Lee Enterprises, which owns the registry, was founded as a media company in 1890 and remains a media-focused company today. Although we have all had to rush to deal with the new economic reality, the company shows a deep interest in maintaining local coverage. They’ve taken steps to try and rebuild some of the capabilities we lost when the advertising markets collapsed, providing nationwide coverage, centralized features and sports, developing a layout, graphic design and centralized web operations; and regionalizing costly business and HR operations.

More importantly, the company has an ambitious plan to build a sustainable base of subscriptions to fund the newspaper. It’s a long and agonizing process, but the company seems determined to follow it, which speaks to a kind of forward-looking thinking that Alden shows no interest in.

As for the Wall Street Journal, I can only guess what they were thinking. On the one hand, a first-hand glimpse of the former and possibly the future President of the United States is a rare and important thing.
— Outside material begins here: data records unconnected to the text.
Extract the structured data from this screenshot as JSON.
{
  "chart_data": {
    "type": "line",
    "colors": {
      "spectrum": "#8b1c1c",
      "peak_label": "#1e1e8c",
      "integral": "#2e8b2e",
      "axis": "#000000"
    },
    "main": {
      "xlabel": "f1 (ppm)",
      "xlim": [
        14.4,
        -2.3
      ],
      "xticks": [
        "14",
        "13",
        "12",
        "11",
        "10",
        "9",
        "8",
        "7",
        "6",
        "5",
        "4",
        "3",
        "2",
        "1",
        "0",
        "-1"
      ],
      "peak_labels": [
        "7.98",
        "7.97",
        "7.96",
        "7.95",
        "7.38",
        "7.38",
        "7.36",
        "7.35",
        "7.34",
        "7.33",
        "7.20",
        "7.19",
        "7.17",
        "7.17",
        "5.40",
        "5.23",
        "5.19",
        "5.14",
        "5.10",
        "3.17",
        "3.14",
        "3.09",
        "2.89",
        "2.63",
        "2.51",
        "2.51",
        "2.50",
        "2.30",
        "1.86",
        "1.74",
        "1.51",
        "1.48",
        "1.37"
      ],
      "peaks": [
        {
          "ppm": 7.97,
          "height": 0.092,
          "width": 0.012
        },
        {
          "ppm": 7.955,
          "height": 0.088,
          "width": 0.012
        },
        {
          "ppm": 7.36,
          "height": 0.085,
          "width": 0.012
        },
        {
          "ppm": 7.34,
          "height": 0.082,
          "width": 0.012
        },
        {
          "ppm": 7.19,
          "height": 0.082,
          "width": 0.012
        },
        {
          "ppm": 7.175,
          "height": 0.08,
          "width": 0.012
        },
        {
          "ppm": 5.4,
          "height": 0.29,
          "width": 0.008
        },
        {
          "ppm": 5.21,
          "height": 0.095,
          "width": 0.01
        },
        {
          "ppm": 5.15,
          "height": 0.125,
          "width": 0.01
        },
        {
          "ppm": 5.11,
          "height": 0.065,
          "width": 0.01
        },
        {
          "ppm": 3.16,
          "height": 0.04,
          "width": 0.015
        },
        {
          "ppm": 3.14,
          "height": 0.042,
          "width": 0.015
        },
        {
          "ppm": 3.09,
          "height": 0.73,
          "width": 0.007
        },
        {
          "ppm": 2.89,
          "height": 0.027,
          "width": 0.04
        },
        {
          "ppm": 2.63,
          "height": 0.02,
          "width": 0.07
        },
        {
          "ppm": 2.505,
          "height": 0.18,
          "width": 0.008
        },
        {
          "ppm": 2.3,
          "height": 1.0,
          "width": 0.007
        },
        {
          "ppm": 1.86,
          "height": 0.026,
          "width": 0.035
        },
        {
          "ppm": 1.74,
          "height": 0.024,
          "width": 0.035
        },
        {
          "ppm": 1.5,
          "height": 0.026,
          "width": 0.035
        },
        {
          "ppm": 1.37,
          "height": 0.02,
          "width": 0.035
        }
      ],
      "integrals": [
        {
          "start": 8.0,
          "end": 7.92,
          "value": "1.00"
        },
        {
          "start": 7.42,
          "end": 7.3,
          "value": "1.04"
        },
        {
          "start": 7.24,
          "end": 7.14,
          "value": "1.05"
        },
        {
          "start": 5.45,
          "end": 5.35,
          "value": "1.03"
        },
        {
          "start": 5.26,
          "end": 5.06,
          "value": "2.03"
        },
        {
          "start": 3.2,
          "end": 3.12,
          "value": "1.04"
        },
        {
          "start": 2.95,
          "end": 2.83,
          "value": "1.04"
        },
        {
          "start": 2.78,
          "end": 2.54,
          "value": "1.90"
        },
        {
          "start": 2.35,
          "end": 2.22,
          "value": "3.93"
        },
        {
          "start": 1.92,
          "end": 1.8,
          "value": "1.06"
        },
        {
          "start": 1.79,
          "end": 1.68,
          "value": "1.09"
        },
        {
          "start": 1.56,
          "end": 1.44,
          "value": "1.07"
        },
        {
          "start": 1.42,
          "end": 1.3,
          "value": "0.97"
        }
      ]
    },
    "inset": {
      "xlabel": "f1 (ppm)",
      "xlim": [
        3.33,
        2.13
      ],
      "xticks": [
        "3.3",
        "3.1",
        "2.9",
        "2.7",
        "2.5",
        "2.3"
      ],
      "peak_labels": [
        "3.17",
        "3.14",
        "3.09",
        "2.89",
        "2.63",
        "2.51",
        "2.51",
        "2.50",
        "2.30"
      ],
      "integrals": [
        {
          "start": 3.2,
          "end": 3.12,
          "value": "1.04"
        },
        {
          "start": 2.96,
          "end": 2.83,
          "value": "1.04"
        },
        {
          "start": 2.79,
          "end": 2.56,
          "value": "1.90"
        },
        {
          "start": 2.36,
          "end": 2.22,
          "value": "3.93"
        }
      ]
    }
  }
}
But on the other hand, what he was saying was a bunch of obvious and potentially dangerous nonsense.

I don’t know how I would react if I was presented with such a letter. It is possible that I categorically refuse it, as I have done with similar letters from people who do not call themselves Trump. It is possible that I published it, given its prominence in the national discourse, but I would have done so at a minimum with a strong disclaimer and specific fixes. There is no way, however, that I would have written such a letter without a comment or response.

Now to Mark’s third point.

He asks me directly “how can we help you survive to provide this most essential service, because how can the community make informed decisions if they are not informed?” “

The answer is simple. Subscribe. Tell your friends and family to subscribe. Subscribe to the Registry and any other newspaper or magazine from which you find useful information and enjoyment.

Advertising funded almost everything that newspapers and other media do. Now it’s up to you to vote with your feet, or more specifically, your membership dollars.

The idea is not new either. If you’re a regular listener or viewer of public radio and television, you know that for five decades they’ve spent time every few months advocating for you to donate money to keep their operations afloat. . They call it “membership,” but the effect is exactly the same as a subscription.

We know that the traditional paper subscription is getting more and more expensive and that not everyone can afford it. That’s why we offer a variety of online subscriptions, ranging from a few dollars a month to luxury packages that include lots of additional features and benefits.

I’m sure we can find a subscription deal that meets your needs and budget. Please visit to see our standard rates and any specials we may have.

Every dollar and every subscriber counts. The future of the Registry and so many other media is in your hands.

A revolutionary new blood test can detect more than 50 different types of cancer at an early stage. The test was developed by the California healthcare company GRAIL in partnership with the Mayo Clinic. The test is able to detect different types of cancer from two tubes of blood taken from the patient. “We can find and sequence these tiny pieces of tumor-derived DNA in the blood and, based on the patterns we see, we can reveal if there is a cancer signal present”, Dr Julia Feygin, GRAIL Senior Medical Science Liason. Researchers can then predict with great precision where the cancer signal is coming from in the body. The cancer screening test currently recommended in the United States covers only five types of cancer. Researchers say the test has the potential to transform cancer care by reducing cancer deaths and costs.

You can reach Sean Scully at 256-2246 or [email protected]


Leave A Reply

Your email address will not be published.